As far as the possible impact of a recession on U.S. equity prices, we had discussed this in last weekend's commentary ("Looking Beyond a Recession"). Specifically, if we follow the timeline of the late 1990 to early 1991 recession (which in many ways, is more comparable to today's economic environment than the 2001 recession), the Dow Industrials or the S&P 500 should bottom out during the first month of the first quarter that the U.S. experience negative GDP growth. Assuming we experience negative GDP growth during this quarter, and assuming that the U.S. only experiences a mild recession,, then the stock market, in all likelihood bottomed out in late January. This assertion is made all the more conceivable given that information travels much more quickly than it did in the pre-internet days of the early 1990s. If the U.S. does indeed experience a recession this year, it would definitely be the most anticipated recession in U.S. history.
Let us now take a look at a contrarian/sentiment indicator that we have discussed in the past - but which we have not updated as frequently for our readers. Newer readers may not know this, but the Conference Board's Consumer Confidence Index has acted as a very reliable contrarian indicator from a historical standpoint. While it has always been significantly better in calling bottoms during a bear market, it has also worked well in calling for significant tops during the 2000 to 2002 cyclical bear market - with one of its most successful contrarian signal coming on March 2002 at a Consumer Confidence reading of 110.7 and a DJIA print of 10,403.90. During the subsequent four-and-a-half months, the DJIA declined more than 2,500 points. More recently, the Consumer Confidence Index gave us a "strong buy" signal during October 2005, and foretold the beginning of a bear market with its "rounding top" during the first half of 2007. Following is a monthly chart showing the Consumer Confidence Index vs. the Dow Industrials from January 1981 to January 2008:
The last time the Consumer Confidence Index gave us such an oversold reading was at the end of October 2005 - the Dow Industrials would go on to rally over 15% over the next 12 months. The fact that this reading is now at a similar level to that of the October 2005 (not to mention the October 2001 reading) suggests that subscribers who are still cautious should start to think about implementing long positions in the stock market, if they had not done so already. This signal is especially powerful given the once-in-a-decade/generation oversold readings that we saw in the stock market (as exemplified by the new 52-week high/low readings, the NYSE ARMS Index, % of stocks above their 200-day EMAs on both the NYSE and the NASDAQ, etc.) during late January.

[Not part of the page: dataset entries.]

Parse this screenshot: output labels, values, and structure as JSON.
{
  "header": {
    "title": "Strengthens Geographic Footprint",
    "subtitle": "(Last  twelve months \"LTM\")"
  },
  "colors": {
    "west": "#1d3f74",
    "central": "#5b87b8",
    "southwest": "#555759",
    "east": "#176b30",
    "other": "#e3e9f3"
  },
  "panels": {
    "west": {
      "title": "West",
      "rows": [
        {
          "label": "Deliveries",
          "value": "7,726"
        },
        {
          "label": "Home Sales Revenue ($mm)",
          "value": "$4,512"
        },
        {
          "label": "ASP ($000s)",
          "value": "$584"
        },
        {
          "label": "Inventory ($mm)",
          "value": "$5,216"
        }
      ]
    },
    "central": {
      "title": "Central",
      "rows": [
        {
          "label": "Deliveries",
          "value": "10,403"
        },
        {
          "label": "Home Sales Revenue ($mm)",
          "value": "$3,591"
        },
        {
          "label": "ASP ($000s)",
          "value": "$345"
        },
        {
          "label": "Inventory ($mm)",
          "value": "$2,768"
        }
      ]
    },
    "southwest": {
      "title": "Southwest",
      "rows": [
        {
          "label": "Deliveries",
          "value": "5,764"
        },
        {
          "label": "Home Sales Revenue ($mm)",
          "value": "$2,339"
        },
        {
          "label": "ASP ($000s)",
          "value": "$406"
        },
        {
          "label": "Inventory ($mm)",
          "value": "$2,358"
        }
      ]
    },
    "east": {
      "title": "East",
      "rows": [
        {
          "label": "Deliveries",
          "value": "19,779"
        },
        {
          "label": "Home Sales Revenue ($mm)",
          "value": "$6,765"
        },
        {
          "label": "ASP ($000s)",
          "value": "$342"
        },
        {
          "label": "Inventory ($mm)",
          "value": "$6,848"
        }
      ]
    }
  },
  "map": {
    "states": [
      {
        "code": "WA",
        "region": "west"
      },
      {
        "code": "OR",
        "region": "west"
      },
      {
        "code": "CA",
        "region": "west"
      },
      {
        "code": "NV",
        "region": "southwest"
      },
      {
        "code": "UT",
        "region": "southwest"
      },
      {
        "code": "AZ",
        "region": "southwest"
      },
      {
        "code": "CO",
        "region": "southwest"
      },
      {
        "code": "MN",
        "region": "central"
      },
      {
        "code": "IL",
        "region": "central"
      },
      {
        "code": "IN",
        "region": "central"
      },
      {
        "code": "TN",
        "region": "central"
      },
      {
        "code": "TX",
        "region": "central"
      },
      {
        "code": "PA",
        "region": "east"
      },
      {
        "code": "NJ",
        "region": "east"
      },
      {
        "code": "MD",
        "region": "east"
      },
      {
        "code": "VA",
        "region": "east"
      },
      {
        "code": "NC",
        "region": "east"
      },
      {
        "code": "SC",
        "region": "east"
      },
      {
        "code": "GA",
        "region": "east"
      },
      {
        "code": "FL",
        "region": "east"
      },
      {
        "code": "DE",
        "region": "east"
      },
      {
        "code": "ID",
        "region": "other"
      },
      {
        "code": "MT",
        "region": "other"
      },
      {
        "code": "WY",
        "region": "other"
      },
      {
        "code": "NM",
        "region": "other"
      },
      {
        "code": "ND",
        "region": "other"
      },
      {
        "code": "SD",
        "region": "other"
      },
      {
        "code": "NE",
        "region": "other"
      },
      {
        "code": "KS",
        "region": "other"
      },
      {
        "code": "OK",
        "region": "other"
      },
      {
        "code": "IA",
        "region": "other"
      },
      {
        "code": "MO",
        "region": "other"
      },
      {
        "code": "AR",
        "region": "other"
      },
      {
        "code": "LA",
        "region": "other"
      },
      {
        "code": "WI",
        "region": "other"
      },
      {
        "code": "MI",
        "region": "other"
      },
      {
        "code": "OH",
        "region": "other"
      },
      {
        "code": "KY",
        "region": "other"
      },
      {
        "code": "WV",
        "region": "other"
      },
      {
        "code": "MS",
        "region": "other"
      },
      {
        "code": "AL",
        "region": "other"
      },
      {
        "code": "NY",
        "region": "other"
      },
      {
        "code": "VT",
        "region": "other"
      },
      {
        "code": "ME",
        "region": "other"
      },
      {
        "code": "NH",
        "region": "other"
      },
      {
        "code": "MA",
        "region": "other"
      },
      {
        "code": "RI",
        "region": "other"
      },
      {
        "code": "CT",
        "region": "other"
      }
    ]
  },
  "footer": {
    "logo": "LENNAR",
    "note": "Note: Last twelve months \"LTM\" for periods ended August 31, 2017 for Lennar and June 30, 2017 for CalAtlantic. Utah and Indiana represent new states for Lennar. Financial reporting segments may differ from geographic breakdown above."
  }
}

Another sentiment indicator - the insider buy-to-sell ratio, most recently at 1.44 for the month of January - is now at its highest reading since 1994/1995 - immediately before the tremendous "bull run" we experienced during the late 1990s. Prior to 1994/1995, the only instances when we experienced similar (bullish) readings in the insider buy-to-sell ratio was late 1990 (right at the bottom of the late 1990 to early 1991 recession) and early 1988, or immediately after the October 1987 crash. Following is a chart, courtesy of Bloomberg, showing these instances as well as the amount of short interest on the NYSE:
Given the recent popularity of 120/20 and 130/30 funds, the recent spike in the NYSE short interest should be taken with a grain of salt - at least in terms of its predictable powers of the stock market going forward. However, one thing is undeniable: Company insiders have historically been "correct" on the future direction of the U.S. stock market when they have acted in such a bullish manner. Even with the aggressive company buyback programs over the last few years, company insiders have never bought this much shares relative to how much they are selling since 1995. Again, while the stock market can "do anything" over the next few months, I continue to be long-term bullish on the U.S. stock market, especially in selected companies within the consumer discretionary, financial, health care, and technology sectors.